Mr. Walters’ response to written questions on this issue did not alleviate my concerns. I asked him whether the Federal government should make it a priority to prosecute people who distribute marijuana to ill people in States that have approved medical marijuana initiatives. He answered that he supports "enforcing the law," and then briefly discussed the relatively small size of the DEA, without addressing whether medical marijuana cases should be a priority. I am all the more disappointed by the insufficiency of this answer in light of last month’s DEA raid on a California center that provided marijuana to the ill in accordance with California law. I find it absurd that such a matter is given priority given our growing problems with heroin, methamphetamines, and other far more powerful and dangerous drugs. I asked Mr. Walters recently about this raid, but he said he believed it would be inappropriate to make any substantive comment prior to his confirmation.

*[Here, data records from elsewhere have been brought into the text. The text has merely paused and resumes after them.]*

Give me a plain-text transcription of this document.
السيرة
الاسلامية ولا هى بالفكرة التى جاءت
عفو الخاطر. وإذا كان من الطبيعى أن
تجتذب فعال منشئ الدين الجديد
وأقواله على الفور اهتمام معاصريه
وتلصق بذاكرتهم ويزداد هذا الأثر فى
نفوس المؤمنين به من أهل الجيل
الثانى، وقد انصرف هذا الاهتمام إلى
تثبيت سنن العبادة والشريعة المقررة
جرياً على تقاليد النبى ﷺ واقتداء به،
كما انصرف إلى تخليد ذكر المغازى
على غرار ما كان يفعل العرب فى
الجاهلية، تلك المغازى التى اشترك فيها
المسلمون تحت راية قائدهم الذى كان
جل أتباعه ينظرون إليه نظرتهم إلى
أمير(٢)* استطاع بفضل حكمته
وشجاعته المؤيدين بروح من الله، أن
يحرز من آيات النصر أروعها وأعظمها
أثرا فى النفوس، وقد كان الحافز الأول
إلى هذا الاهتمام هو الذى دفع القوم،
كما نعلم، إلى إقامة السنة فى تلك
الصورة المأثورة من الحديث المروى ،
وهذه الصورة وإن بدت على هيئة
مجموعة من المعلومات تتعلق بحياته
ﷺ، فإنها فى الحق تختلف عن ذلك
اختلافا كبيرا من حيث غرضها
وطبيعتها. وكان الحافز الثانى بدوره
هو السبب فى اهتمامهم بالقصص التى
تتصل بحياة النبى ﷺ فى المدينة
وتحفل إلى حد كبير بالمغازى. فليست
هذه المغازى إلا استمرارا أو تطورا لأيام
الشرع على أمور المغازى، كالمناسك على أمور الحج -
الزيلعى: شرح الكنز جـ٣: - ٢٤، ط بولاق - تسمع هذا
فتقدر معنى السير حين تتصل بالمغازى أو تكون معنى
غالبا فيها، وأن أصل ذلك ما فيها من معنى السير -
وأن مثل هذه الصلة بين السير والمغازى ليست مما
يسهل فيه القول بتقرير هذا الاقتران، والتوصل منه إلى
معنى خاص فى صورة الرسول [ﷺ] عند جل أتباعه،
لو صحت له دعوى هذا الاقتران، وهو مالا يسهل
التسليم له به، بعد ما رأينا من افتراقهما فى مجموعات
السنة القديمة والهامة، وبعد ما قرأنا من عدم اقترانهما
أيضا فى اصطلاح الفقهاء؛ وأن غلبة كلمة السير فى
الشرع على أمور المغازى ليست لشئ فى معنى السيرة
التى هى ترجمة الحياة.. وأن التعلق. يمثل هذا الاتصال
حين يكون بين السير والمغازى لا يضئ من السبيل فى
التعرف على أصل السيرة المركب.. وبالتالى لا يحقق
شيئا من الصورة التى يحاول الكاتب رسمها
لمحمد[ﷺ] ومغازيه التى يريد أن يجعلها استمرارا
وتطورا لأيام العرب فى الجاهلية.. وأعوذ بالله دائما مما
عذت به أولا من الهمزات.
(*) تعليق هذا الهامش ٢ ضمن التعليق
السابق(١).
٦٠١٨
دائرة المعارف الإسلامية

Interdiction. Mr. Walters has been a prominent spokesman for active interdiction efforts in Latin America, and I fear he would seek to have the United States overextend its anti-drug role in Latin America. Prior to the development of Plan Colombia, he said that "we need to do more in Latin America" in "[f]ighting drugs at the source." He has also been a consistent supporter of increasing the U.S. military’s role in preventing drugs from entering the United States. I agree that reducing the supply of drugs would have tremendous benefits for our nation. At the same time, I agree with President Bush that the reason that so many drugs find their way to our shores is because there is substantial demand for them. The costs – both financial and political – of our involvement in the internal affairs of Latin American nations require close scrutiny. I have been skeptical about many elements of the ill-thought-out Plan Colombia, and we should be extremely cautious of additional proposals of that nature.

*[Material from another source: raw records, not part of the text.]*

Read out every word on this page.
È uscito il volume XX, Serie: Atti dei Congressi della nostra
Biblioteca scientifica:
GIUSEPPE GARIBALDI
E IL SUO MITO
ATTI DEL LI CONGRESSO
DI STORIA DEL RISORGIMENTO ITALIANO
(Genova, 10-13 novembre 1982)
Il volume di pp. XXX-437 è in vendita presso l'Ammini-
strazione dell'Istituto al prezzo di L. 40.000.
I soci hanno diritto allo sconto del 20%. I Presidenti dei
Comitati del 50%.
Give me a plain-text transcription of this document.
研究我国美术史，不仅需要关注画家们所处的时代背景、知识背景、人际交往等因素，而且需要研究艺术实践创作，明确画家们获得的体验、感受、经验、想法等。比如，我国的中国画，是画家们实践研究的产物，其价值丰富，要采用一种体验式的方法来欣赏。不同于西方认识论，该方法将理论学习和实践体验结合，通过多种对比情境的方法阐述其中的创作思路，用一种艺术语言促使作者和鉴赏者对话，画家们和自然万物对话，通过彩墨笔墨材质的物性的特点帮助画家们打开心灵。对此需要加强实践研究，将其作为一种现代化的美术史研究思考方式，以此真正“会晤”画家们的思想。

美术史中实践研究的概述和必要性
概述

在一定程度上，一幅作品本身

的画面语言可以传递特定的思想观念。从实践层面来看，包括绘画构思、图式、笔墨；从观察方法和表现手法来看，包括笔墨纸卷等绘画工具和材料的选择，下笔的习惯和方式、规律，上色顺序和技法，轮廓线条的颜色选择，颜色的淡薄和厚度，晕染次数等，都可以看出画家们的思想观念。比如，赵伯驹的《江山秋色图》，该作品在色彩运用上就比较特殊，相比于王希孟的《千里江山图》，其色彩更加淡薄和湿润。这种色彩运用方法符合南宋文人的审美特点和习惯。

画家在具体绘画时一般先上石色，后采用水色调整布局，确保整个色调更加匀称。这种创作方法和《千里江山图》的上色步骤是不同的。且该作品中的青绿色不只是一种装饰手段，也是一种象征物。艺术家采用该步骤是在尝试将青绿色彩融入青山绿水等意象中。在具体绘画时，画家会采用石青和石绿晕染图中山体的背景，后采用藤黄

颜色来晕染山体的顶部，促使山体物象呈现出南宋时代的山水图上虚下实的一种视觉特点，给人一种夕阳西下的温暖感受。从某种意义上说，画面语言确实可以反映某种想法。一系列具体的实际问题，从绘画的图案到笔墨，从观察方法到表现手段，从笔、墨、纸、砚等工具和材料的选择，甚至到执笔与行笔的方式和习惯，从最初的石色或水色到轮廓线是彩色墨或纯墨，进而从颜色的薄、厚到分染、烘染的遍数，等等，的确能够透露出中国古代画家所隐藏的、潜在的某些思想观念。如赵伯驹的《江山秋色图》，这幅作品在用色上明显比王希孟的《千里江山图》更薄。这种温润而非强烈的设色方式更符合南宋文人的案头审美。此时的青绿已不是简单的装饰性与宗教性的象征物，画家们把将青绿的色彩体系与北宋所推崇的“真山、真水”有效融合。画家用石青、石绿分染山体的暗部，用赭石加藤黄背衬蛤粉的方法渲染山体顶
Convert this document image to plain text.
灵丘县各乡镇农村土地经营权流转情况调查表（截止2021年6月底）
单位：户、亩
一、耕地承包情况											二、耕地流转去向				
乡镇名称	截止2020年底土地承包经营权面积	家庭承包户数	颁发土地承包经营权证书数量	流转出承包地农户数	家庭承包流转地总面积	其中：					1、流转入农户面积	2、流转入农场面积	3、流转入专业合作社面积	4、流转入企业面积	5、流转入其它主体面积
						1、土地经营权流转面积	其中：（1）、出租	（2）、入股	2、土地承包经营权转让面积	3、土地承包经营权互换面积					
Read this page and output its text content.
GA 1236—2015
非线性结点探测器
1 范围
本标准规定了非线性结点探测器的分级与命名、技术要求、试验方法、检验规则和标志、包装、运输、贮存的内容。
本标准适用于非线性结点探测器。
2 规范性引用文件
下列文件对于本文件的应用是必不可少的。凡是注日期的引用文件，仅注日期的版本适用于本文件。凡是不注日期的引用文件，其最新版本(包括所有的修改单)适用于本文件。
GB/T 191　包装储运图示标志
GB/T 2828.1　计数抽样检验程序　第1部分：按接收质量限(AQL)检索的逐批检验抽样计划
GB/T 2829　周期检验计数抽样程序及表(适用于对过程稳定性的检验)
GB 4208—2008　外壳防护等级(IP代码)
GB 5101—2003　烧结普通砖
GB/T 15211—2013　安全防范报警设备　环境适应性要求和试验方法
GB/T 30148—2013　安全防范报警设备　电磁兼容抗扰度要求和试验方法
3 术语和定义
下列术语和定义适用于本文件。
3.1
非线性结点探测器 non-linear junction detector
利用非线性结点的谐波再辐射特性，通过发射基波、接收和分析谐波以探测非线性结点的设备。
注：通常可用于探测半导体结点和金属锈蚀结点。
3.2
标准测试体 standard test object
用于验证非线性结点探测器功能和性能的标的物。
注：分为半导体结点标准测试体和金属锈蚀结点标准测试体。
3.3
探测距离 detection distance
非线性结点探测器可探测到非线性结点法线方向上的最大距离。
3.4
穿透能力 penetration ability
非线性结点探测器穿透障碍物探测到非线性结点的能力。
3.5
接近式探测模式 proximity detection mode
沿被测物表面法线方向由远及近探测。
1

In addition, Mr. Walters has been sharply critical of Mexico, calling it a "narco state" and a "safe haven" for the illegal drug industry. Although these comments were made about predecessor governments to the Fox Administration, the cannot help Mr. Walters’ efforts to implement the Bush Administration’s appropriate policy of strengthening our ties with Mexico.

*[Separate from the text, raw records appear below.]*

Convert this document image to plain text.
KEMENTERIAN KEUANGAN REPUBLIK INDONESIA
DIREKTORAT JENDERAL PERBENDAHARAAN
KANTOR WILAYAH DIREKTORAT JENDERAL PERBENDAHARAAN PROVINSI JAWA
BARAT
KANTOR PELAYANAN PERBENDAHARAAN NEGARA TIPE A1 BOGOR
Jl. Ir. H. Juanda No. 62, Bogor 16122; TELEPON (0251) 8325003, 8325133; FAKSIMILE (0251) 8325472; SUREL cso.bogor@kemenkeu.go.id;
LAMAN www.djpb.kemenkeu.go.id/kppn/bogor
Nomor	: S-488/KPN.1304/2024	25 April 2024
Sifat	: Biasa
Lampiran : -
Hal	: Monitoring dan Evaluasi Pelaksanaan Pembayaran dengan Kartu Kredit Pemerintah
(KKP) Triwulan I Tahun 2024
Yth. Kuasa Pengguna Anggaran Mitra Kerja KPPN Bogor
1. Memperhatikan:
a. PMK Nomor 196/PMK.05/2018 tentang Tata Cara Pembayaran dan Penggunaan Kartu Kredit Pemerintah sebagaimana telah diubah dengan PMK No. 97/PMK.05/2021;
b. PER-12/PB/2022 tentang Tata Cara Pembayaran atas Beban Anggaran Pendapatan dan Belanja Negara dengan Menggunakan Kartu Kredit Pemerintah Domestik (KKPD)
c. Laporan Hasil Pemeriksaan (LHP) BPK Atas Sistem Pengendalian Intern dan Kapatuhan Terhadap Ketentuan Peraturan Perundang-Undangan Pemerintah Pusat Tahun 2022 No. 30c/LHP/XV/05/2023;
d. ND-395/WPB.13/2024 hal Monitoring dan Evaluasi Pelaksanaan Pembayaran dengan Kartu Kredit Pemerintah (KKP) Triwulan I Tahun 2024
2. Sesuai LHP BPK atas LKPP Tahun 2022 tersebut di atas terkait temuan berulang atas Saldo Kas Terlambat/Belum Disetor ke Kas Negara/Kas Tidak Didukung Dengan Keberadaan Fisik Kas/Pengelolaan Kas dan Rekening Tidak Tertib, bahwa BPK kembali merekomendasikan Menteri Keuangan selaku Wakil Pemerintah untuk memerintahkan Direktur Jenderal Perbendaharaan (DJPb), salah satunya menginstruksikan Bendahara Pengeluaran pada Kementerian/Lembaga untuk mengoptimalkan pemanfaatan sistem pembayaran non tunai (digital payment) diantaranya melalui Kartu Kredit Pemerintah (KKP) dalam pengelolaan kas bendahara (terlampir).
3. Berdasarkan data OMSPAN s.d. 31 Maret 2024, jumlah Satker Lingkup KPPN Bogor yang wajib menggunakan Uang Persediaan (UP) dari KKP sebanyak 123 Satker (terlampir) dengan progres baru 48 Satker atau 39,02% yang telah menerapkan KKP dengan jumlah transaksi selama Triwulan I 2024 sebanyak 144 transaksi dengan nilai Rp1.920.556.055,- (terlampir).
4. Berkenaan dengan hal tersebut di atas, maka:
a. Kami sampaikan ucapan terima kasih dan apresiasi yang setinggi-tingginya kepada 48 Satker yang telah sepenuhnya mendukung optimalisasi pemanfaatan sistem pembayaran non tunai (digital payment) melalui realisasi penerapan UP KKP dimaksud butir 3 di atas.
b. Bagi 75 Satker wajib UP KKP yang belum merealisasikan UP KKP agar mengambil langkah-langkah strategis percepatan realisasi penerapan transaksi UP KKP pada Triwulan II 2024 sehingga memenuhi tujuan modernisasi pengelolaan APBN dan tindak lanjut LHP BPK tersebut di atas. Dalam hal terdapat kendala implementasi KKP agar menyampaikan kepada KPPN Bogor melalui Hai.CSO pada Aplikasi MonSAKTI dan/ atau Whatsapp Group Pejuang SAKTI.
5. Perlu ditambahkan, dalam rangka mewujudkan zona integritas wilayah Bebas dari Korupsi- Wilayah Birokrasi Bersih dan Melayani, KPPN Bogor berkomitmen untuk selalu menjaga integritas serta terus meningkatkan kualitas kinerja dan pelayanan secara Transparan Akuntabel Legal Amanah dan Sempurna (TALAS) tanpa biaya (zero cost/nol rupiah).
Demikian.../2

Conclusion. Mr. Walters has forcefully expressed his positions on drug-related and other issues for the better part of two decades, both in and out of government. He is a staunch advocate for interdiction and punishment, but his record has not demonstrated a commitment to a comprehensive approach to our drug problems. When the Committee held its confirmation hearing for this nominee, I said that I feared that Mr. Walters had a hard-line law enforcement answer to every question about drug policy, at the expense of the balanced approach that we need to succeed in the struggle against drug abuse. I continue to believe that that is where his instincts lie, even with complicated issues on which there is diverse opinion. I do not think that is what America needs in its new drug czar, and accordingly, I will vote against this nomination.